Request Expired. — xaosflux ^Talk 12:09, 28 February 2018 (UTC)[reply]

@Xaosflux: Whoops, I just saw this in my watchlist now. It appears as if AnomieBOT only notified me the first time the {{OperatorAssitanceNeeded}} template was invoked and didn't do it the second time around on February 19 (I didn't notice a comment was made because it was probably buried in my watchlist). It seems that the bot may have skipped notifying me a second time because I had an old notification from the bot from the same BRFA on my talk page on February 19. In any case, the task of determining which articles are PD and which aren't is a bit above my coding ability and doesn't exactly fit within KolbertBot's current scope of HTTP->HTTPS and preventing linkrot. Jon Kolbert (talk) 16:26, 28 February 2018 (UTC)[reply]

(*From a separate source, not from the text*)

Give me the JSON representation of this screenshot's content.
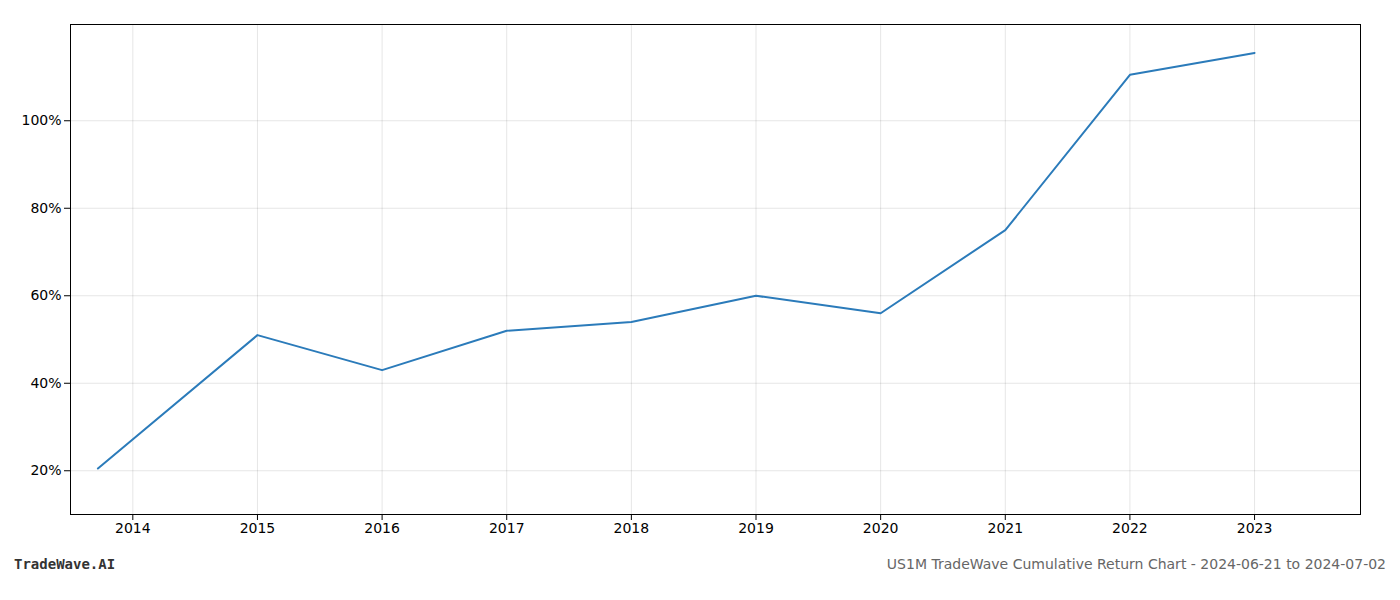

@Jon Kolbert: no worries - please keep in mind, having an expired request isn't a negative - you may always present this task again (though please include it in the list of prior discussions). Best regards, — xaosflux ^Talk 16:29, 28 February 2018 (UTC)[reply]

The above discussion is preserved as an archive of the debate. Please do not modify it. To request review of this BRFA, please start a new section at WT:BRFA.